Prima della riforma non era prevista alcuna possibilità di concelebrazione; il sacerdote che officiava, cioè, era sempre uno solo. Oggi invece può succedere che una messa sia celebrata da due o anche più sacerdoti. Questo è un accidente o è l'essenza del rito? È chiaramente un accidente. Se infatti il sacerdote è necessario per la celebrazione, tanto che in sua assenza essa non può esistere, non si vede come la presenza di più sacerdoti possa indicarne una degenerazione.

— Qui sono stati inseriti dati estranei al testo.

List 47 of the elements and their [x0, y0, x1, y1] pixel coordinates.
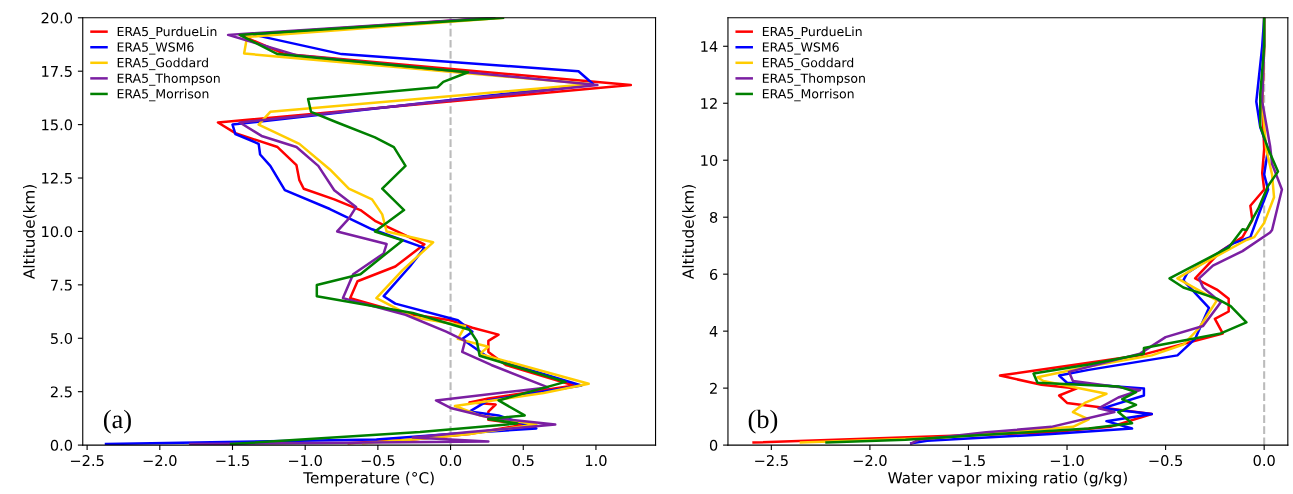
x-tick-label: −1.5	[952, 455, 985, 467]
x-tick-label: −2.5	[70, 455, 104, 467]
x-tick-label: 0.5	[512, 455, 534, 467]
x-axis-title: Water vapor mixing ratio (g/kg)	[888, 471, 1127, 487]
y-tick-label: 0.0	[50, 439, 73, 451]
y-tick-label: 7.5	[51, 279, 72, 291]
x-tick-label: 1.0	[585, 455, 607, 467]
x-tick-label: 0.0	[439, 455, 462, 467]
y-tick-label: 4	[709, 326, 718, 337]
legend-label: ERA5_Morrison	[117, 88, 209, 102]
annotation: (b)	[748, 409, 778, 434]
y-tick-label: 12	[701, 97, 717, 109]
y-tick-label: 8	[709, 211, 718, 223]
legend-label: ERA5_Thompson	[762, 73, 865, 86]
x-tick-label: −1.0	[1050, 455, 1084, 467]
x-tick-label: −1.0	[289, 455, 322, 467]
y-tick-label: 10	[701, 154, 718, 166]
x-tick-label: −0.5	[1149, 455, 1183, 467]
y-tick-label: 17.5	[42, 66, 72, 77]
legend-label: ERA5_Thompson	[117, 73, 220, 86]
x-tick-label: −2.0	[853, 455, 887, 467]
legend-label: ERA5_WSM6	[117, 42, 194, 55]
legend-label: ERA5_Goddard	[762, 57, 854, 71]
y-tick-label: 12.5	[42, 172, 72, 184]
x-tick-label: −1.5	[216, 455, 249, 467]
y-tick-label: 5.0	[50, 332, 73, 345]
y-tick-label: 2	[710, 382, 717, 394]
x-tick-label: −2.5	[755, 455, 788, 467]
legend-label: ERA5_WSM6	[762, 42, 839, 55]
x-axis-title: Temperature (°C)	[303, 471, 434, 487]
y-tick-label: 20.0	[41, 12, 73, 24]
legend-label: ERA5_Goddard	[117, 57, 208, 71]
legend-label: ERA5_PurdueLin	[117, 26, 217, 39]
legend-label: ERA5_Morrison	[762, 88, 854, 102]
x-tick-label: −2.0	[143, 455, 177, 467]
x-tick-label: 0.0	[1253, 455, 1275, 467]
y-tick-label: 0	[709, 439, 718, 451]
annotation: (a)	[103, 409, 131, 434]
y-axis-title: Altitude(km)	[23, 185, 37, 279]
y-tick-label: 10.0	[42, 226, 73, 238]
y-tick-label: 14	[701, 41, 718, 52]
y-tick-label: 2.5	[50, 386, 72, 398]
y-tick-label: 6	[709, 268, 718, 280]
legend-label: ERA5_PurdueLin	[762, 26, 862, 39]
x-tick-label: −0.5	[361, 455, 395, 467]
y-axis-title: Altitude(km)	[682, 185, 696, 279]
y-tick-label: 15.0	[42, 119, 73, 131]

7) Donne che servono messa.

Lo dico subito: che ci sia o meno un chierichetto, indipendentemente dal suo sesso, è chiaramente un accidente. Vale però la pena, anche qui, di spendere qualche parola in più.
L'esclusione delle donne dal servizio all'altare, che era tipica del rito prima della riforma, non aveva alcun senso teologico; anzi si potrebbe dimostrare che proprio il Vangelo indichi nell'attuale prassi quella più corretta. Se si riflette infatti, si vede che la costante di tutta la vita pubblica di Gesù non sono i discepoli, che lo abbandonarono dopo il suo arresto, ma la presenza alla sua sequela delle donne, fin sotto la croce. Fu una donna ad ungerlo a Betania prima della Passione e la messa cattolica è esattamente l'evento della crocifissione; ci furono allora, non si vede come oggi possano esserne una degenerazione.

8) Lettori laici.

C'è bisogno realmente di soffermarci sul fatto che il lettore laico sia solo un accidente e non l'essenza del rito? Non credo.

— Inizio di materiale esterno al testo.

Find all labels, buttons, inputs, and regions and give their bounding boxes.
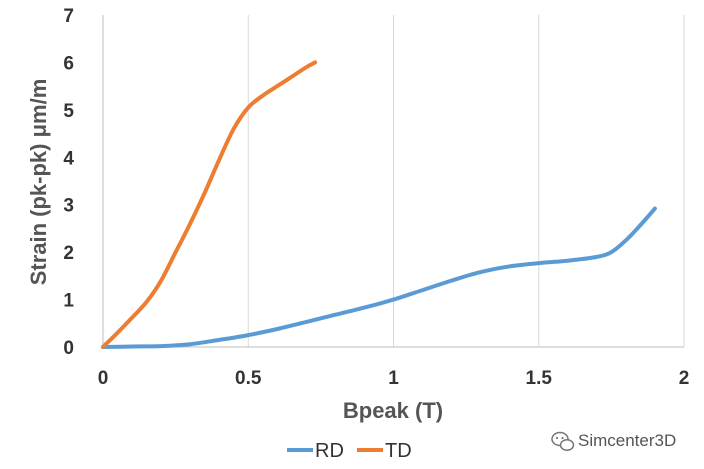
x-tick-label: 0 (98, 368, 109, 389)
y-tick-label: 0 (63, 338, 74, 359)
axes (102, 15, 684, 348)
x-axis-title: Bpeak (T) (343, 398, 443, 423)
tick-labels: 0 1 2 3 4 5 6 7 0 0.5 1 1.5 2 (63, 6, 689, 389)
x-tick-label: 1 (388, 368, 399, 389)
y-tick-label: 6 (63, 53, 74, 74)
legend-label: RD (315, 440, 344, 462)
wechat-icon (551, 431, 575, 451)
y-tick-label: 7 (63, 6, 74, 27)
watermark: Simcenter3D (551, 431, 676, 451)
y-tick-label: 2 (63, 243, 74, 264)
legend-item-rd: RD (287, 440, 344, 462)
legend-label: TD (385, 440, 412, 462)
series-line-rd (101, 206, 657, 349)
y-tick-label: 1 (63, 291, 74, 312)
gridlines (247, 15, 685, 347)
watermark-text: Simcenter3D (578, 431, 676, 450)
y-tick-label: 3 (63, 196, 74, 217)
y-axis-title: Strain (pk-pk) μm/m (26, 79, 51, 286)
x-tick-label: 1.5 (526, 368, 553, 389)
y-tick-label: 4 (63, 148, 74, 169)
x-tick-label: 0.5 (235, 368, 262, 389)
x-tick-label: 2 (679, 368, 690, 389)
y-tick-label: 5 (63, 101, 74, 122)
series-layer (101, 60, 657, 349)
series-line-td (101, 60, 318, 349)
legend: RD TD (287, 440, 412, 462)
legend-item-td: TD (357, 440, 412, 462)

Ogni aspetto della polemica sul novus ordo missae riguarda quindi aspetti puramente accidentali della liturgia, ma allora quali ne rappresentano l'essenza? È importante a questo punto capirlo.
Si può dire che l'essenza della messa cattolica sia una e trina e non potrebbe essere altrimenti. Tre infatti sono i momenti della liturgia in mancanza dei quali essa ne risulta degenerata o, addirittura, invalida sacramentalmente: l'atto penitenziale, la liturgia della Parola e la liturgia eucaristica. Insieme sono l'unico Gesù Cristo nel suo corpo mistico che è la Chiesa.
L'atto penitenziale è l'invito alla conversione che Gesù fa nei Vangeli in continuità e compimento di quanto fatto e annunciato dal Battista; l'ammissione ed il riconoscimento dei propri peccati è indispensabile per poter accedere ad una reale relazione con Dio.
La liturgia della Parola è la persona stessa di Gesù, la seconda persona della Santissima Trinità incarnata, annunciata nell'antico testamento e contemplata nel nuovo.
La liturgia eucaristica è la passione e morte di Gesù; il suo sacrificio offerto al Padre in espiazione dei peccati del mondo. La Chiesa, suo corpo mistico, per Cristo, con Cristo ed in Cristo si unisce a questo sacrificio ed all'offerta di se al Padre nell'unità dello Spirito Santo.
La morte con Cristo ci porta a risorgere in Lui e ad ascendere fino ad altezze vertiginose... Aveva ragione Padre Pio: visto da qui... il ricamo è bellissimo.